Tuesday, September 03, 2013

Mutithreading and Multiprocessing in Python

Recently someone asked me about multithreading in Python. The last time i wrote any multithreading code in python was at least 5 years ago, that too using the thread module for some very basic stuff. As i was brushing up on this topic, I came across some very useful articles. I am using this blog post to link to these articles for my future reference.

Multithreading in CPython is really very limited due to the existence of Global Interpreter Lock (GIL), but multiprocessing seems more promising.

Due to existence of GIL, multithreading in Python is useless for tasks that are CPU bound. For example, mathematical computations. Multithreading is best utilized in programs that are IO intensive. The IO operation could be on disk (listing files and directories, or reading/writing files, etc) or on network (communicating with websites). The important modules for this are - thread and threading. Thread is considered low-level API but has limited capabilities, while threading is considered high-level and provides more functions. This tutorial provides a quick overview of both these module via simple examples.

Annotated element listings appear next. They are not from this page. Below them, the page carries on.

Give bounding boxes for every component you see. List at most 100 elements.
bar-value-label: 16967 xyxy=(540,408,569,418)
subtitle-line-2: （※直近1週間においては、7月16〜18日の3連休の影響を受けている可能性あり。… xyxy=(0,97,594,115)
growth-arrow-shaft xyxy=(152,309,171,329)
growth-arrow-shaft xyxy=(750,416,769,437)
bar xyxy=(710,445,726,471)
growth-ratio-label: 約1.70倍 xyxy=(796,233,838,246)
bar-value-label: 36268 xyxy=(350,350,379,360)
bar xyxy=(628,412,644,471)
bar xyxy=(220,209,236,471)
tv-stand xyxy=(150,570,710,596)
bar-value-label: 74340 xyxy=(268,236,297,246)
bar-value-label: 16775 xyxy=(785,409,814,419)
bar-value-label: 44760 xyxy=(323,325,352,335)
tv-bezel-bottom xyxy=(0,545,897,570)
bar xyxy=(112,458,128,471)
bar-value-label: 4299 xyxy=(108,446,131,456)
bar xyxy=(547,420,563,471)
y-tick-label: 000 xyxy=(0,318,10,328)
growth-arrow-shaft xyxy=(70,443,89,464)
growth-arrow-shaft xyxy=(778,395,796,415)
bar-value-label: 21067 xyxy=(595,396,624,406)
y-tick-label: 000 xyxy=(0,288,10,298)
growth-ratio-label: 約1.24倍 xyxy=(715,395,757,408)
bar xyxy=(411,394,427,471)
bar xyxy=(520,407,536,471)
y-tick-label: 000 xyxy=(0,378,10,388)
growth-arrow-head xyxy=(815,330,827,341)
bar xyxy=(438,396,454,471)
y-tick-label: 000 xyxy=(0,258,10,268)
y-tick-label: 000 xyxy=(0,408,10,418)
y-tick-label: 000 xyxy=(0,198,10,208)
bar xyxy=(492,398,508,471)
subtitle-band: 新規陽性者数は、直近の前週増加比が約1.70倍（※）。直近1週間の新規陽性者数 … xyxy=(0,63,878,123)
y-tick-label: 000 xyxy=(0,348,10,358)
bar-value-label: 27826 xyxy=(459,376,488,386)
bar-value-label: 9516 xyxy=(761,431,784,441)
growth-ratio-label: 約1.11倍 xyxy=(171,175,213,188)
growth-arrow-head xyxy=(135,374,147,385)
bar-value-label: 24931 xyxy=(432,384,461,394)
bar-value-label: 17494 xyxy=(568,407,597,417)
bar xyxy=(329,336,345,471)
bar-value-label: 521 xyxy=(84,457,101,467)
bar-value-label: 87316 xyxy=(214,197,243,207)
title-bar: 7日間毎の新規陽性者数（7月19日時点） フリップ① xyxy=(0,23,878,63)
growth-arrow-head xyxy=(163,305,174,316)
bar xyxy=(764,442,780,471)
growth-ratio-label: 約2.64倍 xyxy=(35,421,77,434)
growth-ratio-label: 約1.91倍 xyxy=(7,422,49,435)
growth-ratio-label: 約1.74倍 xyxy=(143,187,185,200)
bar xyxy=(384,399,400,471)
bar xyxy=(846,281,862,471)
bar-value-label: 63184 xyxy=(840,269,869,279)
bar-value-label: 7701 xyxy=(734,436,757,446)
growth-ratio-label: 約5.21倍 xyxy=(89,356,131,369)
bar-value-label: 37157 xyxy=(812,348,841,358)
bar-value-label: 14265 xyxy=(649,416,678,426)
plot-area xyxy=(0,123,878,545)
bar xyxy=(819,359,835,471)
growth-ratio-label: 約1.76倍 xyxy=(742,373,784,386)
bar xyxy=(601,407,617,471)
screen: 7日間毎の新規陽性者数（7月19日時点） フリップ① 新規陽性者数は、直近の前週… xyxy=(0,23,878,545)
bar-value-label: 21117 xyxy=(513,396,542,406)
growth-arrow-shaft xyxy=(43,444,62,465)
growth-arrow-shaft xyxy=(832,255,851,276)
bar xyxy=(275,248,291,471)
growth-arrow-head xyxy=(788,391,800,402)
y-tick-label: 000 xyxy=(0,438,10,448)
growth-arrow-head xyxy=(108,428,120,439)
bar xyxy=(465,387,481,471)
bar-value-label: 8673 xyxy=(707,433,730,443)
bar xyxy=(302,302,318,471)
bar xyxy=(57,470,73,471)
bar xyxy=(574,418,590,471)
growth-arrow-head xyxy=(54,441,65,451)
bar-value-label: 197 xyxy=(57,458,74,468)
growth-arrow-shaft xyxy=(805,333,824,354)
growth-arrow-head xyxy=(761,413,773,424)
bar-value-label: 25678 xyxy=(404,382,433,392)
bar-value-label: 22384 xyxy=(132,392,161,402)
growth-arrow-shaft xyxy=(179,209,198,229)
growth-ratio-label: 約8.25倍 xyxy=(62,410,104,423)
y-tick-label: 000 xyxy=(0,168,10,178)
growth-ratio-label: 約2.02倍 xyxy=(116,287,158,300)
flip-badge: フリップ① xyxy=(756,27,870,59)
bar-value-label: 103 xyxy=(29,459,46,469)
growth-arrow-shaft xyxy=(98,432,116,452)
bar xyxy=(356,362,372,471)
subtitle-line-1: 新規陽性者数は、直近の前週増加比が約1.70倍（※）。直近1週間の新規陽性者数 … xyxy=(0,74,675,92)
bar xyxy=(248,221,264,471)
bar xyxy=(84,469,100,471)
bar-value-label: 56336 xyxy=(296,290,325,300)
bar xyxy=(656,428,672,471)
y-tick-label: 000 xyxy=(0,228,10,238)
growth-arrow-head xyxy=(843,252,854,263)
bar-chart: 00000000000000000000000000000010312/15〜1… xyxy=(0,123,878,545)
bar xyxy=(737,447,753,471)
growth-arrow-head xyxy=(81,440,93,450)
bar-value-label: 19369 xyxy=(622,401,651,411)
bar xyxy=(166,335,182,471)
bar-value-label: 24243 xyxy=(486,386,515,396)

An important decision that you would have to make when writing multithreaded programs is whether the child threads should merge back with the parent/main thread. This will be required if you ever have to reconcile the output from all child threads to determine the next course of action for the parent thread. This decision is made by calling the join() function available with every thread object. I found the textual representation in this stack exchange answer to be very intuitive and useful to understand join() for different kind of threads.

To overcome the limitations of using multithreading in Python, the multiprocessing module side-steps the GIL by using subprocesses instead of threads. This allows the programmers to fully leverage the benefits of multi core or multiple processor architecture on a machine. This article does a good job of explaining OS forking and multiprocessor modules in python.

Finally, most programmers are interested in multithreading and multiprocessing mainly to speed up the execution of their programs. In Python, it is important for the programmer to understand the difference between these to concepts, else they could end up slowing the program execution instead of speeding it up it. I found these this article to be very helpful in showing the difference between the two. It generates benchmarks using simple examples. Additionally, the following blog post explains how python sees and uses cores on a machine.

In summary, if your Python program does a lot of IO, use multithreading, but if you are looking to speed up the CPU bound work of your program, use multiprocessing.